Before an interview, open the portfolio pages you may need. Do not search through your own site while people wait. Close unrelated tabs, check that videos load, and make sure prototypes still work.

If your case study is long, mark the sections you want to use. You can prepare browser bookmarks, section anchors, or a simple note with scroll points. The goal is to move confidently.

When someone says, “Walk me through this project,” start with a short framing statement. Do not begin with the first image on the page. Give the listener a map.

Example:

“I’ll focus on the checkout redesign. The useful part for this role is the decision-making around payment states and error handling. I’ll skip some early discovery details and spend more time on the flow changes.”

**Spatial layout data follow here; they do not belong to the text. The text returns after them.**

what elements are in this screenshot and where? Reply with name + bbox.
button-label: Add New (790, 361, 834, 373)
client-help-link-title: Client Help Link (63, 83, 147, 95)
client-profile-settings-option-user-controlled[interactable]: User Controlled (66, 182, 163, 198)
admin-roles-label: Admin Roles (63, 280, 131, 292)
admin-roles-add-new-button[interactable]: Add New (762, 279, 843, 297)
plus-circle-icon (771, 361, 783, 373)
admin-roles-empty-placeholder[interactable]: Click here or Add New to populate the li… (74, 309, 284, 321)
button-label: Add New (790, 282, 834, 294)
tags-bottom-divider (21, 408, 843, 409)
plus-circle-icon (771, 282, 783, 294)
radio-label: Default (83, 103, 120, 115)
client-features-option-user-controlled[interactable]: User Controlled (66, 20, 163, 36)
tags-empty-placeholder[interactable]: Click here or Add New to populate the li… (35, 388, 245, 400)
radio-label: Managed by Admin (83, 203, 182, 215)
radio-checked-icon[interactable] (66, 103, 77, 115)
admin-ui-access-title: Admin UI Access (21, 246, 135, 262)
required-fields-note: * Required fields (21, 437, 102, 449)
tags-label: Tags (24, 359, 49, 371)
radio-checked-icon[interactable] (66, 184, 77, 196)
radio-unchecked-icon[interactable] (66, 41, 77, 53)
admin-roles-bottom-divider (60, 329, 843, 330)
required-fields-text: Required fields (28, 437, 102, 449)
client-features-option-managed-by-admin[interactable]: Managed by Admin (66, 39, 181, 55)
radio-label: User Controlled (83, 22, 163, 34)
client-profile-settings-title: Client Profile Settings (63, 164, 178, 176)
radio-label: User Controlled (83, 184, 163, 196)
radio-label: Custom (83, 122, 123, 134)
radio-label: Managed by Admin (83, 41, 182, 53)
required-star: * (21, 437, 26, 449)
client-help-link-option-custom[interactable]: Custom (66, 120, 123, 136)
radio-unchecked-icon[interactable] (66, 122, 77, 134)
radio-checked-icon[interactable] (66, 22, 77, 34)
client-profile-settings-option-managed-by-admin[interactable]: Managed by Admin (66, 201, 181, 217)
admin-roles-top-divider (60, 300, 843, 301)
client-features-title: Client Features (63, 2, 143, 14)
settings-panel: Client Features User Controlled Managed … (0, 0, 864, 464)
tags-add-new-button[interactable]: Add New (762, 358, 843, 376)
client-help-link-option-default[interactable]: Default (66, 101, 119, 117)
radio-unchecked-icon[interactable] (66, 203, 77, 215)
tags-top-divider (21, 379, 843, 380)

That opening does three things. It shows that you understand the role, it controls the depth, and it tells the interviewer why this project is relevant.

During the walkthrough, use your portfolio as evidence. Point to a flow, show the before and after, explain the decision, then move on. Avoid reading every caption. If a section is not relevant, say so and skip it.

You should also prepare for interruption. Good interviews are not always linear. Someone may ask why you rejected an option, how you worked with engineers, or what happened after launch. Your case study should contain enough evidence to support those answers.

If your project was not shipped, say that clearly. Then focus on what was validated, what you learned, and what you would test next. Honesty is easier to defend than an inflated story.

After the interview, your portfolio still works. If a question came up that your case study answers well, you can send a focused follow-up:

“Thanks for the conversation today. Since we discussed error states, I’m sharing the section from my checkout case study that shows the decision logic in more detail.”

This is more useful than a generic thank-you message because it connects the conversation to evidence.

Choose one project for your next interview

Pick the project most relevant to your current job search. Prepare a five-minute walkthrough using the seven-part structure above. Then open the case study and remove anything that distracts from that story. Your portfolio should make the interview easier, not give you more material to defend.